Tempos obscuros. Tempos rudes.
Vivem-se tempos obscuros, obscuros pela sua rudeza, no que à vida política diz respeito. O debate político não consiste mais numa manifestação clara de intenções e numa disputa de argumentos lógicos e fundamentados. O jogo político transformou-se, degenerou-se, num exercício medonho de dialética com interseção vazia com as esferas da racionalidade e da lógica e recorrendo repetidamente ao insulto mais primário.
O mais recente episódio dos contratos de associação é um bom exemplo disto mesmo. A direita política consegue defender o indefensável no que a este caso particular corresponde. E o indefensável consegue, imagine-se, produzir sonoro eco na generalidade dos meios de comunicação, como que adquirindo deste modo a credibilidade que deve, por defeito de criação, à argumentação lógica, aos princípios e ao bom senso.
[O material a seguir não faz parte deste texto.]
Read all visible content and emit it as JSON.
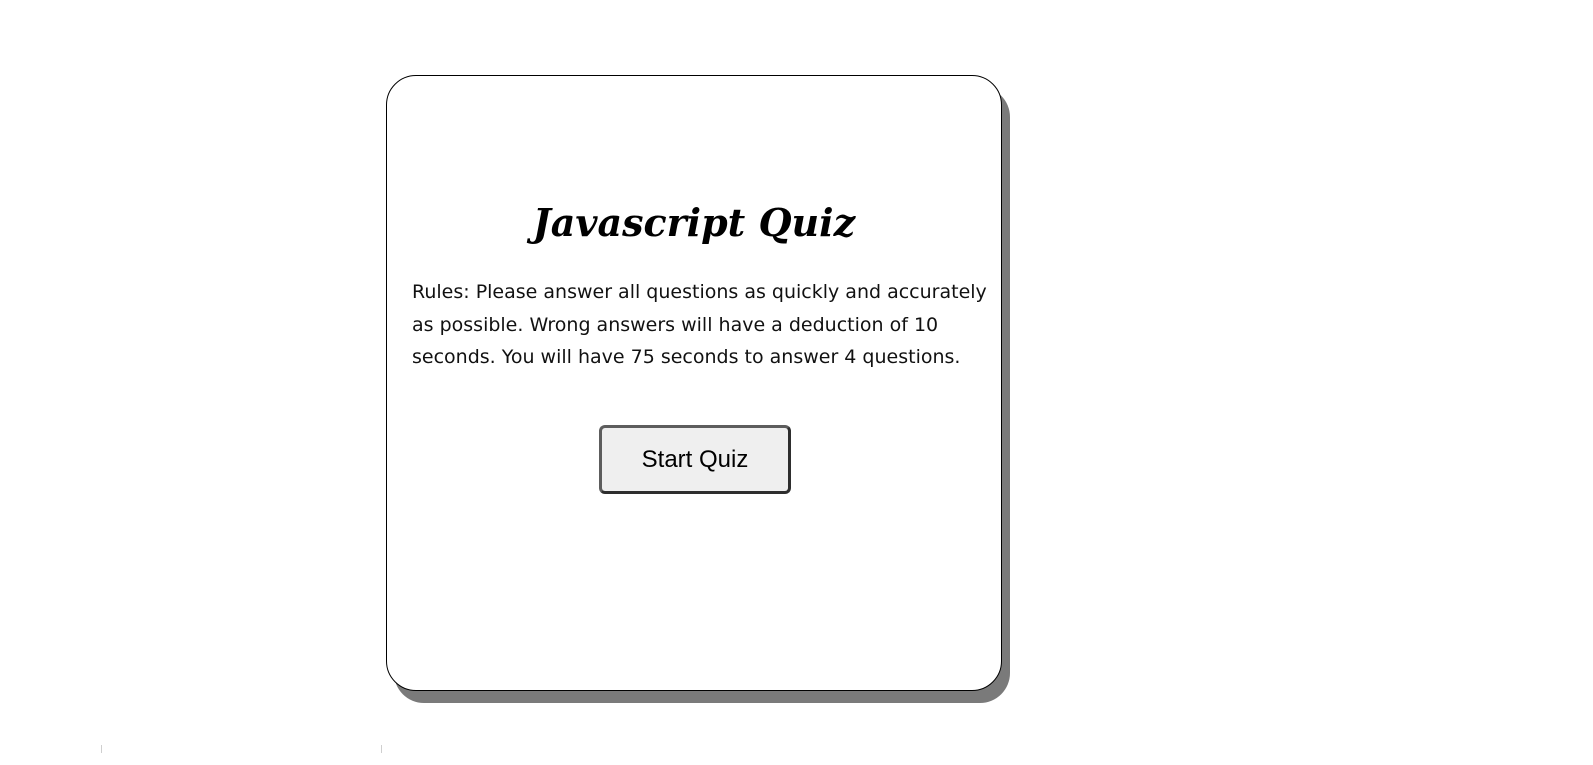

Por sua vez, o Governo chega ao embaraçoso ponto de ter que defender a racionalidade e a objetividade das suas medidas.
Com efeito, requer-se que o Governo explique com minúcia porque quer deixar de pagar em duplicado no que concerne ao orçamento da educação, ao mesmo tempo que enfrenta uma série de factos insofismáveis: que as escolas privadas são muito melhores do que as escolas públicas, que as escolas privadas são o garante da liberdade de escolha e que é proibido receber e falar com os sindicatos. Fazendo uma resenha da argumentação da direita obtemos este lixo. E com este lixo que somos obrigados a lidar todos os dias enquanto esta febre dos contratos de associação durar.
Ao que parece, este estado de demência que assola o debate político, e que, em boa verdade, nada mais não é do que o reflexo de um processo de radicalização da direita política, veio para ficar. Oxalá que não seja mais do que isto. Oxalá que estes tempos obscuros, estes tempos rudes, não sejam pois assim como um prelúdio para uma viragem política de contornos sinistros. Uma viragem como aquela que o nosso país viveu, em circunstâncias não tão distintas como as que experimentamos hoje, no final da Primeira República.